As always though, he falls out of favour and in a second it’s over as though it never happened. And the moment his world is lost, so is he.


All four achieve their deep wishes, but when the reality behind the imaginary is revealed they find themselves lost. Jack and Nellie vanish with their dreams because their dreams were essentially their will to live. And it seems as though Chazelle is suggesting that perhaps if their dreams only continued to be fantasy, they would still be alive.


Pitt’s character is the most devastating to watch. So many highlight moments which include the phone call where he is told his best friend has committed suicide, a nostalgic, quiet moment where he simply looks around a film set and realises completely what he is losing, a final conversation with a friend where he utters the painful words: “Well, I had a good run, didn’t I?”

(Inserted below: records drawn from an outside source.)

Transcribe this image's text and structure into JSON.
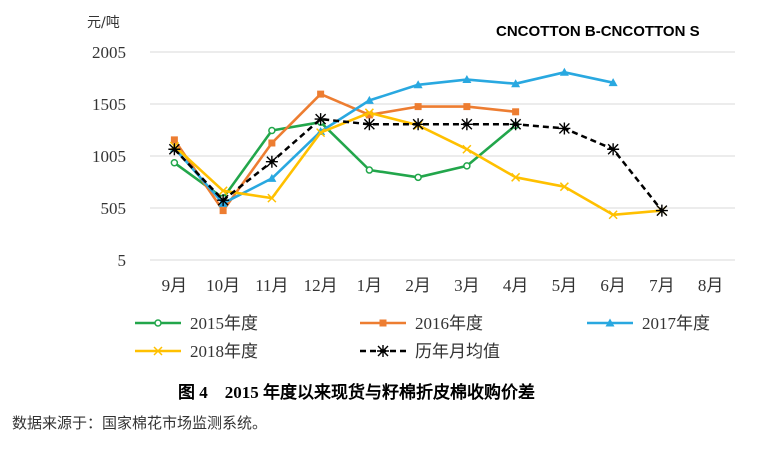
{
  "chart_data": {
    "type": "line",
    "title": "CNCOTTON B-CNCOTTON S",
    "ylabel": "元/吨",
    "xlabel": "",
    "ylim": [
      5,
      2005
    ],
    "yticks": [
      5,
      505,
      1005,
      1505,
      2005
    ],
    "grid": true,
    "legend_position": "bottom",
    "categories": [
      "9月",
      "10月",
      "11月",
      "12月",
      "1月",
      "2月",
      "3月",
      "4月",
      "5月",
      "6月",
      "7月",
      "8月"
    ],
    "series": [
      {
        "name": "2015年度",
        "color": "#22a64b",
        "marker": "circle",
        "dashed": false,
        "values": [
          940,
          600,
          1250,
          1330,
          870,
          800,
          910,
          1300,
          null,
          null,
          null,
          null
        ]
      },
      {
        "name": "2016年度",
        "color": "#ed7d31",
        "marker": "square",
        "dashed": false,
        "values": [
          1160,
          480,
          1130,
          1600,
          1400,
          1480,
          1480,
          1430,
          null,
          null,
          null,
          null
        ]
      },
      {
        "name": "2017年度",
        "color": "#29a8e0",
        "marker": "triangle",
        "dashed": false,
        "values": [
          1080,
          550,
          790,
          1240,
          1540,
          1690,
          1740,
          1700,
          1810,
          1710,
          null,
          null
        ]
      },
      {
        "name": "2018年度",
        "color": "#ffc000",
        "marker": "x",
        "dashed": false,
        "values": [
          1100,
          670,
          600,
          1230,
          1420,
          1300,
          1070,
          800,
          710,
          440,
          480,
          null
        ]
      },
      {
        "name": "历年月均值",
        "color": "#000000",
        "marker": "star",
        "dashed": true,
        "values": [
          1070,
          580,
          950,
          1360,
          1310,
          1310,
          1310,
          1310,
          1270,
          1070,
          480,
          null
        ]
      }
    ]
  },
  "caption": "图 4　2015 年度以来现货与籽棉折皮棉收购价差",
  "source": "数据来源于：国家棉花市场监测系统。"
}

And of course the switch to handheld camera and decision to stay behind the half opened door for his last moments.


But the standout scene of the film is the conversation he has with journalist Elinor (Jean Smart) just prior to the falls of all the major characters. Some of the best writing Chazelle has ever done and the performances from both actors is phenomenal. It’s a scene that just embodies the simple truth that all things must come to an end at some point - even your dreams.


Chazelle ends the film on a controversial, but spectacular note. Babylon informs us that reality will always be there to knock on your door just as you think your dreams are coming true. It states that imagination never defeats reality, unless you put it on a screen.


The ending suggests that movies are the platform where all of these imaginary dreams can be safely translated to screen. Just like the quote in the beginning:


“You can be in the fucking Wild West! You can be in fucking space! You can be like a gangster. And people dance in movies and people die in movies. And they’re not really dead. It’s fucking amazing.”


The movies are where these dreams go when reality rejects them. You can fall in love with someone you barely know. You can be whoever you want to be. And you can live forever.


Babylon is an epic film, and its not perfect (three hours is probably a little excessive), but it is filled with immaculate detail and passion and creativity. There is scene after scene of excitement, sadness, joy, humour, nausea, darkness (I didn’t even get to mention Tobey Maguire), and passion and love for the art of filmmaking. The use of sound, and silence, is unmatched. The performances are all splendid. The set design is remarkable.


Films are a wasteland for lost dreams, and perhaps that is one reason why they are essential and will go on surviving for as long as humans do.